A Igreja reformada serve-se da lenda de Fausto para combater o ensinamento do catolicismo.

O inferno triunfa nas literaturas alemã, inglesa, escandinava e holandesa.

7. — O pacto satânico e a crendice popular

Fortemente instrumentada, a crença popular é de que toda inteligência superior é alimentada por um trato desonesto. Procura-se solapar o poder da Igreja católica. O poder temporal do Papa Silvestre II é oriundo da colaboração do diabo que fez com que um pastor de Auvergne fosse elevado às mais altas dignidades: é o “homem dos três R” por ter assumido postos em Reims, Ravenne e Roma. Abelardo, precursor do racionalismo moderno, tem a exigência de Fausto; esse herói da crítica e da independência é derrotado por São Bernardo, conservador da ordem. Apolônio de Tiano, Sião, o Mágico e os papas desde João XIII até Paulo II período ativo da Reforma — são assim caluniados por espíritos invejosos do seu poder. Alfred Neumann, ao escrever O diabo, sob o nome de Necker, servidor de Luís XI, mostra claramente a opinião do povo que pretende ver no êxito de um homem surpreendente um poder oculto.

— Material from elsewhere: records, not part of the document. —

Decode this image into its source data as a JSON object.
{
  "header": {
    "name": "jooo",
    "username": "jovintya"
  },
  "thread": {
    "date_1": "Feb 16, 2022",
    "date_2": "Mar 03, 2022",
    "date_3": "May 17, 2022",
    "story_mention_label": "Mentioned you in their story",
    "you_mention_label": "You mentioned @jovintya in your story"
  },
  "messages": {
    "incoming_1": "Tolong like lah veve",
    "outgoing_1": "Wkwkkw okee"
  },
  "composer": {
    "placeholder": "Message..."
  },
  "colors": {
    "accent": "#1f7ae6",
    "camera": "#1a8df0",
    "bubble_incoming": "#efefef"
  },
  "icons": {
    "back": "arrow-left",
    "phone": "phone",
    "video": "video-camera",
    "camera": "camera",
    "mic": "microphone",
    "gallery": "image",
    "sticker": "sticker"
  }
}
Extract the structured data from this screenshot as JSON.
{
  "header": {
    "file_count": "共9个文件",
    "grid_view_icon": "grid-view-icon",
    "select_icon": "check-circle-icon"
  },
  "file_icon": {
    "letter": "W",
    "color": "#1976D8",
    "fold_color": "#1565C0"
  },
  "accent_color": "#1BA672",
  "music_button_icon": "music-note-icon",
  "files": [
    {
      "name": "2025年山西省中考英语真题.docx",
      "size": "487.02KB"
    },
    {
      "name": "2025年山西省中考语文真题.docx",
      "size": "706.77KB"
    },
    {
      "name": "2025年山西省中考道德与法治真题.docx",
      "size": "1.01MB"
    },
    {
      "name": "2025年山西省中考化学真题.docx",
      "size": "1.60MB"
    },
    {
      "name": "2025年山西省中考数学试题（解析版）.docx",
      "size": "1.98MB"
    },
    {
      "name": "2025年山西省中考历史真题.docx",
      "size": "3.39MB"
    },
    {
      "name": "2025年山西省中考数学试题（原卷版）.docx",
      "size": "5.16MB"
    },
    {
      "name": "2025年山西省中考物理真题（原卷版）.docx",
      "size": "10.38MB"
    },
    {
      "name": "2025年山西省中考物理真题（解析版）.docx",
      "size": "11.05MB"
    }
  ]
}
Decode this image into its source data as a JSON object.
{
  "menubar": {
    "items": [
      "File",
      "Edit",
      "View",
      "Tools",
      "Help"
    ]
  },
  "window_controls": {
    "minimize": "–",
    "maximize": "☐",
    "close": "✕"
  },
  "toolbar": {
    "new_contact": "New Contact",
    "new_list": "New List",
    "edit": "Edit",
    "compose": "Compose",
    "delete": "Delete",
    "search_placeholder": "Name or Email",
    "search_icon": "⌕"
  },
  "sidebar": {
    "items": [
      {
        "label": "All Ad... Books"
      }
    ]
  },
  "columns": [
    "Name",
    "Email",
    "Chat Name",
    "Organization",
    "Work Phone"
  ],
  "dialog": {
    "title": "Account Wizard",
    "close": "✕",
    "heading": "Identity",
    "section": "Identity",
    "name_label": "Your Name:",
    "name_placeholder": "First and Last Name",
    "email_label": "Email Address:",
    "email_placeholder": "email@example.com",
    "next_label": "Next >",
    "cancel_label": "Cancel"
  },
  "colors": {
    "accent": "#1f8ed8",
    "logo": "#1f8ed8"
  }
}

8. — O personagem histórico

Fausto, nascido nos últimos anos do século XV, talvez em Kundling, perto de Bretten, teria morrido em 1543 ou, conforme o médico Bégardi, em 1539. E. Faligan na sua Histoire de la légende de Faust (História da lenda de Fausto) cita escritos históricos que provam a sua existência; Fausto, em 1507, era professor, em 1509, bacharel em teologia e recebido na Faculdade de Heidelberg. Esse indivíduo preguiçoso, ladrão e dado à embriaguez, discípulo de Lutero, tem uma vida movimentada. Toma como cunhado o próprio Diabo e chama o seu cão de Prestigiar. Prematuramente envelhecido pelos excessos, sua morte impressiona a imaginação popular. Sua vida estranha e sua morte cruel — talvez crapulosa — deram origem a uma lenda.

9. — Nascimento da lenda

Em 4 de setembro de 1587, Johan Spies publica em Francforte L’histoire du docteur Faust (História do doutor Fausto) (autor anônimo). Depois da evolução psicológica dessa alma transviada, as suas aventuras extraordinárias são relegadas, desordenadamente, para o fim do livro.

A edição de Widmann em 1599, acentua o caráter teológico: é a contribuição protestante. L’histoire de Wagner (A história de Wagner) é a repetição da de Fausto. Fredericus Scotus Tolet publica em 1593 uma vida de Fausto na qual ele viaja como sendo Cristóvão Colombo. Marlowe escreve uma farsa trágica, violenta e sem igual, a Tragique histoire du docteur Faust (A trágica história do doutor Fausto) (Londres, 1604). É uma obra profundamente humana na qual o autor conclui que o inferno está em nós mesmos. Com o teatro de fantoches — os “puppenspiele” — Fausto perde seu conteúdo ideológico para tornar-se o impostor; o elemento trágico passa a residir apenas no destino do herói, ficando a parte cômica com Hanswurst ou Kasperle, Polichinelo alemão.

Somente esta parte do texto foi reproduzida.